- Activity levels across Australia’s construction sector declined for the first time in 20 months.
- Weakness was acute in residential construction and marginally weaker for commercial work. The only area of strength came from government-backed engineering work.
- New orders declined, staff were shed and margin pressures for firms were intense.
There’s now little doubt Australia’s residential construction boom is over.
More worryingly, the steepest decline was seen in home building, rather than in apartment construction.
The Australian Industry Group’s (Ai Group) Performance of Construction Index (PCI) slumped to 49.3 in seasonally adjusted terms, down 2.5 points on the level reported in August.
The PCI measures perceived changes in activity levels across Australia’s construction sector from one month to the next. Anything above 50 signals that activity levels are improving while a reading below suggests they’re deteriorating.

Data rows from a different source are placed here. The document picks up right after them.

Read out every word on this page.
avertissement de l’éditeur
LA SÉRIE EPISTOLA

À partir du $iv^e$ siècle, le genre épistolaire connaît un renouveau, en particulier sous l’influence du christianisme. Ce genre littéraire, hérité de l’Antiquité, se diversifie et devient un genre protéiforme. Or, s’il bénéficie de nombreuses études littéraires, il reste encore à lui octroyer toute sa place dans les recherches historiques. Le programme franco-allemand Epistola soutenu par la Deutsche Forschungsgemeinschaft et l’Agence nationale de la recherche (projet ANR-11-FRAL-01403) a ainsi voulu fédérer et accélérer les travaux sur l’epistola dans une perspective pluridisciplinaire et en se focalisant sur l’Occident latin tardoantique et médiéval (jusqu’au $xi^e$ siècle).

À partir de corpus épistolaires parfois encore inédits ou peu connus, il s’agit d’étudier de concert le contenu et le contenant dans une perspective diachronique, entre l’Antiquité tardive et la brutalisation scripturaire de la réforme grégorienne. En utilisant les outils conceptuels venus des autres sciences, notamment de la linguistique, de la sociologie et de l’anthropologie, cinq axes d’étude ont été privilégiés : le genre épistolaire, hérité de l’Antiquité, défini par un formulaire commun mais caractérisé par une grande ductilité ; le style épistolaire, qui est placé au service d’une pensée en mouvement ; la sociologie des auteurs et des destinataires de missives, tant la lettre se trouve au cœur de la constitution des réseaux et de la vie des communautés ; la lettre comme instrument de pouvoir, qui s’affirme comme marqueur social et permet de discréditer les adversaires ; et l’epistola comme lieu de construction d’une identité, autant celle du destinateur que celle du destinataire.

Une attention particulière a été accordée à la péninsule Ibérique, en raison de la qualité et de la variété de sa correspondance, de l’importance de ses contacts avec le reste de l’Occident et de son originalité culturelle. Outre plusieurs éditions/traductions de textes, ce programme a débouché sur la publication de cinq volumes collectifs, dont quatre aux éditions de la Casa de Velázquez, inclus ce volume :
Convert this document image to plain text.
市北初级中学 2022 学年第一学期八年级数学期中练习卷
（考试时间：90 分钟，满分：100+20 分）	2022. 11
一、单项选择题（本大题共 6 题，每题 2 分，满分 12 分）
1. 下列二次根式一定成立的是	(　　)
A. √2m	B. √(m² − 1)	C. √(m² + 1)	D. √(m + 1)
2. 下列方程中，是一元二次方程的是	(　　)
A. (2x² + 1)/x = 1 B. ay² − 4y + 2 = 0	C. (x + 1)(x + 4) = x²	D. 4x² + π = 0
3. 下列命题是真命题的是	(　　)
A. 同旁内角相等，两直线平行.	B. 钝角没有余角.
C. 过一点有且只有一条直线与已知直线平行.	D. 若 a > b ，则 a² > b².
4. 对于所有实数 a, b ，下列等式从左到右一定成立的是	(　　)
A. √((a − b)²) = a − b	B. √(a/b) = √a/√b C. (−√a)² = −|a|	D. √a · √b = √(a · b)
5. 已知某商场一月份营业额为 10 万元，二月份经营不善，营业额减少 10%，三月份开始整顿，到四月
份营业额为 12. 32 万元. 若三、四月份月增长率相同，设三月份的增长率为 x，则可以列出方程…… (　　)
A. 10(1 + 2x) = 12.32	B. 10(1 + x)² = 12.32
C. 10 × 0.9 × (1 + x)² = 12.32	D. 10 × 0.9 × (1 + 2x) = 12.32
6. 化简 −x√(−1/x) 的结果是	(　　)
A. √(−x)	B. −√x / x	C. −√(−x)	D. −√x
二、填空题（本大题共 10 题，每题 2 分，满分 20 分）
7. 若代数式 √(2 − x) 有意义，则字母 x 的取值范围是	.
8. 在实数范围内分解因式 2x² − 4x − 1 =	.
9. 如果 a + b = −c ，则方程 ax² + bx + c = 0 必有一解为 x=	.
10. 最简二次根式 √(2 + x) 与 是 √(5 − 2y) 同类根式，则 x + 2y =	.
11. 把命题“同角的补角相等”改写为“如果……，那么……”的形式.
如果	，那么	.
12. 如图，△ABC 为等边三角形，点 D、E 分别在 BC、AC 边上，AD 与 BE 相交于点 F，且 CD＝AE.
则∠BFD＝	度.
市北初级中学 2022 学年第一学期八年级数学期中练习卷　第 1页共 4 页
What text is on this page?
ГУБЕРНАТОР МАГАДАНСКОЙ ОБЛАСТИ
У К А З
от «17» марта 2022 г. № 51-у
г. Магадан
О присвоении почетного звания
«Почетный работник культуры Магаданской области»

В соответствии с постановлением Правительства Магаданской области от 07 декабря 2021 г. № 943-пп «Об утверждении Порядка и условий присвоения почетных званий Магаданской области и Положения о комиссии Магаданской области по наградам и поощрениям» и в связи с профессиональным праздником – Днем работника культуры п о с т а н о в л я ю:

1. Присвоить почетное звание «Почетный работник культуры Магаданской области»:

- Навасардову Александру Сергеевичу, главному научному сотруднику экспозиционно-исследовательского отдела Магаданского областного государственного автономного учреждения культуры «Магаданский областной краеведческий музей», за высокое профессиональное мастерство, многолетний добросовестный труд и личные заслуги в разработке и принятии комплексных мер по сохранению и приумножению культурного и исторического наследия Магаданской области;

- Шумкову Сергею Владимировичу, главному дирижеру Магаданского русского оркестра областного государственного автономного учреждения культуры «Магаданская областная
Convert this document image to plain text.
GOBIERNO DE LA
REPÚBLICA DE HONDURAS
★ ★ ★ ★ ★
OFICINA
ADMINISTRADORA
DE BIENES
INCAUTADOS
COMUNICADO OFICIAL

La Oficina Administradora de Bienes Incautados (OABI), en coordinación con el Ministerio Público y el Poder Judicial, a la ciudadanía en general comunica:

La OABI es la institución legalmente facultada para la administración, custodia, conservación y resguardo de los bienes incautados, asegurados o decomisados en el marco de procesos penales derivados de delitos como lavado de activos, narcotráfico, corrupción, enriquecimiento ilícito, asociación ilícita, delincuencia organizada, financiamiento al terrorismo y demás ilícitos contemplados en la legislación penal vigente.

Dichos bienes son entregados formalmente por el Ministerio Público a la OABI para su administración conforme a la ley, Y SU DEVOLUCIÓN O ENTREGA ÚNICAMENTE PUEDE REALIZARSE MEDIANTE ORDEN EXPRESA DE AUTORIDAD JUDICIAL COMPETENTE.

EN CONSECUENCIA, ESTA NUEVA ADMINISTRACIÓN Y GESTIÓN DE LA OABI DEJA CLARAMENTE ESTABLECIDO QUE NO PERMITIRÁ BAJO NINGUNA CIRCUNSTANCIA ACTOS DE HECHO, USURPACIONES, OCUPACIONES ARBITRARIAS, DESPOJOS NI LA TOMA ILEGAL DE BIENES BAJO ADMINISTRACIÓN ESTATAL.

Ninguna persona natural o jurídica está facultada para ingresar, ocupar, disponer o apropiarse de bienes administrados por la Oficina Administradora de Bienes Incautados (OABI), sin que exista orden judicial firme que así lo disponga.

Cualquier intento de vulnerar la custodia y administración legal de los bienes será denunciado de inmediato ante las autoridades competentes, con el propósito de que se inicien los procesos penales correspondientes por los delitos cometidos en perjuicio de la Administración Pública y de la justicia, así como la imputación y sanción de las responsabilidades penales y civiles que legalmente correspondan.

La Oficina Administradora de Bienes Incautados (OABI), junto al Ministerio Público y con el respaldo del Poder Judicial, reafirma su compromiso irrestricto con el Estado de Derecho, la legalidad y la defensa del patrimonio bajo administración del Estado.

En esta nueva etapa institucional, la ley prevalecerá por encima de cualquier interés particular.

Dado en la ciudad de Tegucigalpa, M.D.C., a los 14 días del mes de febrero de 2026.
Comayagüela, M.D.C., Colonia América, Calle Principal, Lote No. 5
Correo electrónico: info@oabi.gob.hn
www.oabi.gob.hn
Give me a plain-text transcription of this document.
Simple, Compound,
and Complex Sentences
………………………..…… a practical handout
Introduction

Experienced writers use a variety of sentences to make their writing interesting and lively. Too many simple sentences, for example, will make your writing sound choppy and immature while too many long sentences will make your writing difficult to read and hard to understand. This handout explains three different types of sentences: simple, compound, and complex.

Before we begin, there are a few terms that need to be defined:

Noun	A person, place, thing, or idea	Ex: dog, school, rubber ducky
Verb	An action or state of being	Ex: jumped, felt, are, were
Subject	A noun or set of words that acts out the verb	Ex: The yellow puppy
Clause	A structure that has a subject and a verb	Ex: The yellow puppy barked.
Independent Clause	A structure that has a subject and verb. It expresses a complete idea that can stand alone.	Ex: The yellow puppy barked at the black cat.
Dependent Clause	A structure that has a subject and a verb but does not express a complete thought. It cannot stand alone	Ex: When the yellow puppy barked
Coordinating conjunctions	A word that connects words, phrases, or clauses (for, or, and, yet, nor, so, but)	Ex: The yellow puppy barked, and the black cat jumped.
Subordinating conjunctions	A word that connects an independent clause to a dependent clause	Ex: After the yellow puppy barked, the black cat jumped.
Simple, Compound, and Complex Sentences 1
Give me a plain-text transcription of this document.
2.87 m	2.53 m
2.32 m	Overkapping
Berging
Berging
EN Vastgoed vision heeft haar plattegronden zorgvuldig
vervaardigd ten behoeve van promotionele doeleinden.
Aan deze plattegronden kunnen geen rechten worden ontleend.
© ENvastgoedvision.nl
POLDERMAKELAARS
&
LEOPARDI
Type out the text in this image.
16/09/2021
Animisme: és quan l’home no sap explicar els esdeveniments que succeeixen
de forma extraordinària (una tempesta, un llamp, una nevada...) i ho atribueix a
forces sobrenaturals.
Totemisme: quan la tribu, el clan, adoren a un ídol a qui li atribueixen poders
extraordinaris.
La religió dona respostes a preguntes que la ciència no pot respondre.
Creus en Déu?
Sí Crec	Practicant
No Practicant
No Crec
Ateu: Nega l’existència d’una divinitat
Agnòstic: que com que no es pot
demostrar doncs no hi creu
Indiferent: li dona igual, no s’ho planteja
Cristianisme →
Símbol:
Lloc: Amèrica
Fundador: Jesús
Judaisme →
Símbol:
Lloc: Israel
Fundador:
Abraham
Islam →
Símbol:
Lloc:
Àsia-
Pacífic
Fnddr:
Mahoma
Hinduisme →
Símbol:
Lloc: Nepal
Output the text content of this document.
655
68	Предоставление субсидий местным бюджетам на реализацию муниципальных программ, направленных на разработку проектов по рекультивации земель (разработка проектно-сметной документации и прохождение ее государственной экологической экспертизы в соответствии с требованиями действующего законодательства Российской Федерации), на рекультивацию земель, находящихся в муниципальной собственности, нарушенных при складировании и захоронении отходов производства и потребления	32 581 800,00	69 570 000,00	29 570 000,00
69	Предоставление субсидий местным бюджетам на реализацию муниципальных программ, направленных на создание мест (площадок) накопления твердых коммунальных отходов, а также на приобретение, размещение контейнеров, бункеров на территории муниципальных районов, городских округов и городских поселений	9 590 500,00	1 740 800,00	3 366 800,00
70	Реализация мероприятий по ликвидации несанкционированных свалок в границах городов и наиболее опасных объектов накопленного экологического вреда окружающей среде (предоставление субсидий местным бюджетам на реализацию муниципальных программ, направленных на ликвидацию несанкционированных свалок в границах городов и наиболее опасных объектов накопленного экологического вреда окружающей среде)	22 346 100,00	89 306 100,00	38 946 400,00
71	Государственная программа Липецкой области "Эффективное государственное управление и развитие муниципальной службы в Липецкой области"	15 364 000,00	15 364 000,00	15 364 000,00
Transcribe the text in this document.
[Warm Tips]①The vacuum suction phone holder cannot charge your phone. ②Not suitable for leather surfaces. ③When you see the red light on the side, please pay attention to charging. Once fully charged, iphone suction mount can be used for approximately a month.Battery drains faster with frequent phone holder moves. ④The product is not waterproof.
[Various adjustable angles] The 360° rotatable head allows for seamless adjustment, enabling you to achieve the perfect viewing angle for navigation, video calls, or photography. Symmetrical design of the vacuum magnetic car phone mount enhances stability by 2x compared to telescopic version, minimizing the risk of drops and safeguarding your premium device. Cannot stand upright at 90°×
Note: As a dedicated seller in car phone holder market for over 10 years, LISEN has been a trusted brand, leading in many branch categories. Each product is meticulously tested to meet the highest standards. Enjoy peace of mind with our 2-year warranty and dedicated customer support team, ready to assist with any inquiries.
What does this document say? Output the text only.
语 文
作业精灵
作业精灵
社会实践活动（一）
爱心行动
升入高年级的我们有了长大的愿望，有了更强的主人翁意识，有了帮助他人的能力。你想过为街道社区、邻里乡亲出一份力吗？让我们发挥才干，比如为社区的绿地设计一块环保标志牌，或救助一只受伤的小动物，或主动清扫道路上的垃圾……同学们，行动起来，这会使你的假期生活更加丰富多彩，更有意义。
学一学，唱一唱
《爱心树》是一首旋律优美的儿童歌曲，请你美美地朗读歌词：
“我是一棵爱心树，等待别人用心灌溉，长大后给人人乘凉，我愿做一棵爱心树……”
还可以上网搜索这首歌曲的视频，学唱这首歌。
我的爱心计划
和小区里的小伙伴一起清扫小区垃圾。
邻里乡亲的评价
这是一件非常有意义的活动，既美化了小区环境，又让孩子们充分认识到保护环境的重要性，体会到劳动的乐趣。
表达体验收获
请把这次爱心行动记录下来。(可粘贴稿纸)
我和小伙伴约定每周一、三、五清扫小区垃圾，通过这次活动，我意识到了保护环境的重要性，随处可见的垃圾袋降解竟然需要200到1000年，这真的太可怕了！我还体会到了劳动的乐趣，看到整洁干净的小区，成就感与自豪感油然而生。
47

The distance away from 50 indicates how quickly activity levels are expanding or contracting.
So at 49.3, it indicates that activity levels across the construction sector weakened during the month, the first time that’s been seen in close to two years.
As seen in the table below from the Ai Group, the activity readings for residential construction were horrendous.
The subindex measuring home building slumped 7.8 points to 42. Like the headline PCI, a reading below 50 indicates that activity levels declined from a month earlier.
Despite a sizeable 11.4 point bounce in the apartment subindex, that was only enough to see it lift to 44.2, indicating that activity levels still deteriorated, just at a slower pace than August.
“House building declined for a second consecutive month and at the steepest rate in just over two years while apartment building recorded a seventh month of contraction,” the Ai Group said.
“House building respondents linked the weakening in demand conditions to tighter lending conditions, reduced enquiries and softer home buyer sentiment.
“Apartment builders indicated that activity remained in decline in response to project completions, falling investor demand and oversupplied markets.”
Adding to the downbeat report, activity levels also deteriorated for firms involved in commercial construction, albeit marginally.
Helping to explain the resilience in the headline PCI, activity levels at engineering firms boomed with the subindex surging 10.7 points to 65.7, indicating a large improvement from the levels seen one month earlier.
“Engineering construction was the strongest performing area of activity with its rate of growth lifting solidly in the month on the back of an expanding pipeline of publicly funded investment in large-scale infrastructure projects,” the Ai Group said.
However, while in stark contrast to the performance seen in residential and commercial construction, that was not enough to prevent capacity utilisation across the sector which fall one percentage point to 76.2%, leaving it below the average seen over the prior 12 months.
Nor was it enough to prevent firms from shedding staff at the fastest pace in 21 months.
“Construction employment drifted further into negative territory in September with the employment subindex decreasing by 2.2 points to 46.9,” the Ai Group said.
“This marked a second consecutive month of contraction in employment and the third decline in the past four months, consistent with the more subdued readings on activity from mid-2018.”
Suggesting job losses may continue in the months ahead, the new orders subindex — a lead indicator for activity levels in the future — tumbled by 9.7 points to 47.1, indicating a mild decline in new work during the month.
It was the lowest reading in nearly two years.
Adding to concern, new orders fell for both residential and commercial work, while those for engineering firms grew at a slower pace than August.
“The housing and apartment building sub-sectors both experienced steeper rates of decline while new orders in the commercial construction sector turned negative following 13 months of growth,” the Ai Group said.
“The engineering construction sub-sector experienced an eighth month of expanding new orders, although the rate of increase moderated from August. “
By sub-sector, the new order subidex for home building fell to 41.3 while that for apartments slumped to 39.4. Fitting with recent weakness in commercial building approvals, the commercial subindex plummeted 9 points to 46.6.
The engineering new order subindex fell 12.9 points to 55.5.
Even with activity levels weakening across most parts of the sectors, margin pressures for firms remained fierce with input costs rising significantly faster than selling prices during the month.
The former stood at 76.1 points, indicating a rapid rise in costs, while the latter stood at just 50.6 points, suggesting a slight improvement.
“Cost pressures remain high for many businesses due to robust demand for construction materials, elevated energy input costs and supplier price hikes related to strength in commodity prices,” the Ai Gorup said.
“The ongoing gap between these price series demonstrates that tight profit margins persist for businesses in the construction industry.
“This is consistent with reports of a highly competitive tender pricing environment across the construction industry.”
Falling activity levels, declining new orders, staff shedding and intense margin pressures. Not exactly a glowing report card on the current state of the sector.